馮月得知表叔出事,心裏五味雜陳,一夜未眠,快天亮時,才迷迷糊糊的睡去。
屋外母親清除院內積雪,鐵鍬與地面發出刺耳的嘶嘶聲,把馮月從睡夢中驚醒過來。
雪停了,馮月簡單喫點飯,試着發動車子回去。
三三兩兩的車輛,在結冰的路面上,小心的爬行。路上,有輛車滑進路邊溝裏,司機已經從車內爬出來,沒有事,救援車停在旁邊,正琢磨着怎樣施救。馮月更加的小心,兩眼瞪的溜圓,緊緊的盯視着前方,緩緩的行走着,不敢剎車,從遠處看,就如蟲子在蠕動。
本來半個小時的路程,馮月花了接近兩個小時纔到公司門口。
馮月把車停好後,趕緊到屋裏,把空調打開,暖和一下。
馮月剛端起杯子,手微微顫抖,杯中的熱水漾起一圈圈細膩的漣漪。就在這時,門被輕輕卻堅決地推開,一行三人步入,爲首的是位面容嚴肅、眼神銳利的男子,身着筆挺的深色西裝,胸前掛着醒目的紀委徽章。馮月認識,是縣紀委常委李睿。
“馮月同志,請跟我們走一趟,關於王位東的案件,有些情況需要你協助覈實。”他的聲音不高,卻帶着不容忽視的威嚴,讓室內的溫度彷彿瞬間降了幾度。

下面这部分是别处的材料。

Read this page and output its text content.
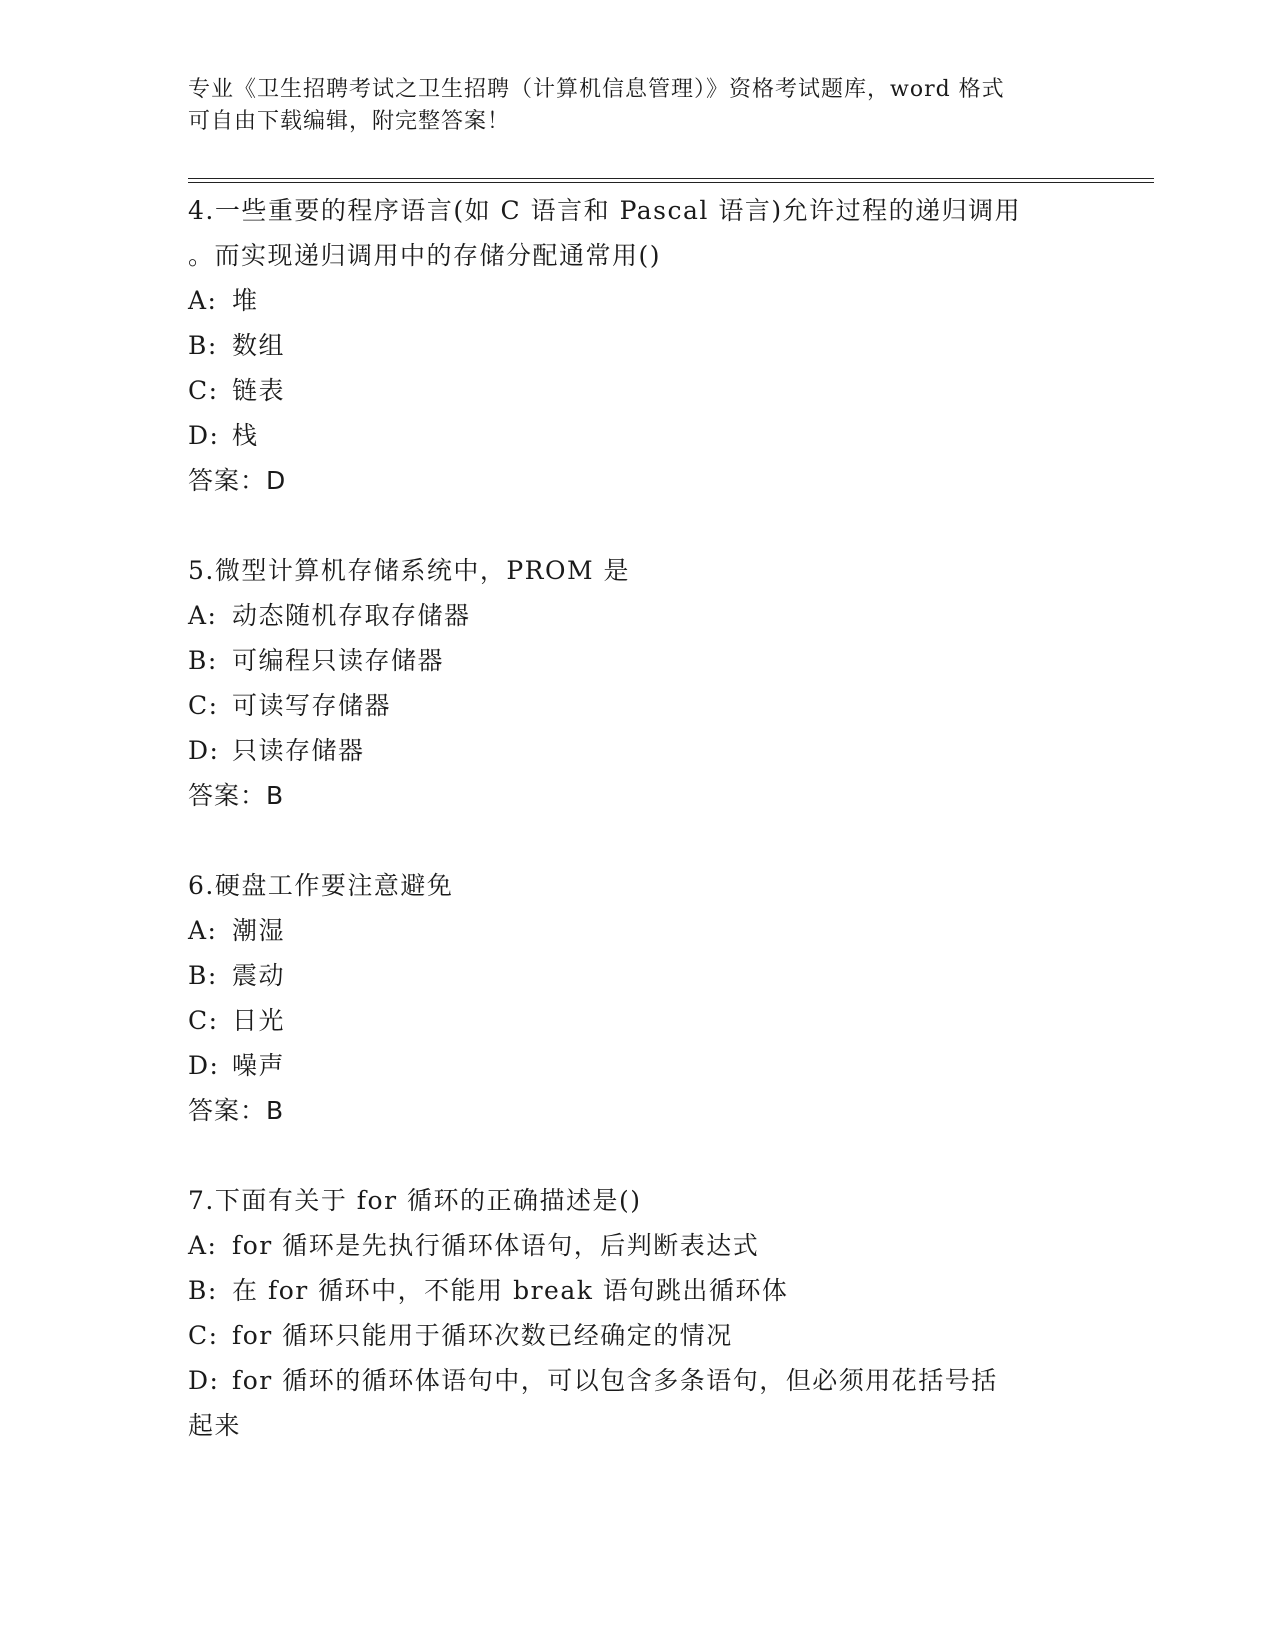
专业《卫生招聘考试之卫生招聘（计算机信息管理）》资格考试题库，word 格式
可自由下载编辑，附完整答案！
4.一些重要的程序语言(如 C 语言和 Pascal 语言)允许过程的递归调用
。而实现递归调用中的存储分配通常用()
A: 堆
B: 数组
C: 链表
D: 栈
答案：D
5.微型计算机存储系统中，PROM 是
A: 动态随机存取存储器
B: 可编程只读存储器
C: 可读写存储器
D: 只读存储器
答案：B
6.硬盘工作要注意避免
A: 潮湿
B: 震动
C: 日光
D: 噪声
答案：B
7.下面有关于 for 循环的正确描述是()
A: for 循环是先执行循环体语句，后判断表达式
B: 在 for 循环中，不能用 break 语句跳出循环体
C: for 循环只能用于循环次数已经确定的情况
D: for 循环的循环体语句中，可以包含多条语句，但必须用花括号括
起来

馮月感覺大腦轟的一聲,手中的杯子差點滑落,腿不自覺的打顫。他曾經聽表叔說過,李睿辦案高名,手段多,一些複雜的疑難案件都由他來辦,近幾年一些局長、鎮黨委書記經過他處理的不下於10人次,因此具有“鐵碗”之稱。
李睿冒着冰雪路滑,親自出馬,難道是因爲他的事也比較大嗎?是不是表叔在裏面說甚麼了?
馮月正遲疑間,後面的兩人走向前,分別架着他的兩隻胳膊,連拖帶拽地向門外走去。
屋外,不知何時已停一輛桑塔納,兩人讓馮月上車,坐在後座,一邊一人。李睿坐在副駕駛。
車內沒有人說話,只聽見汽車發動機以及空調的聲音。馮月感覺到車在往縣城的方向駛去。
馮月心裏忐忑不安。表叔進去,他知道縣紀委遲早會找他落實一些情況,沒有想到是這麼快,而且是還是重量級的人物找他,他初步感覺事情不是那麼簡單了。
馮月不由回想與表叔相處的點點滴滴。他記得有一件事,也是他很納悶的。他經營農機時,王位東找過他,以後農機輪胎要到縣南外環燈塔處“朝陽”輪胎銷售部去換。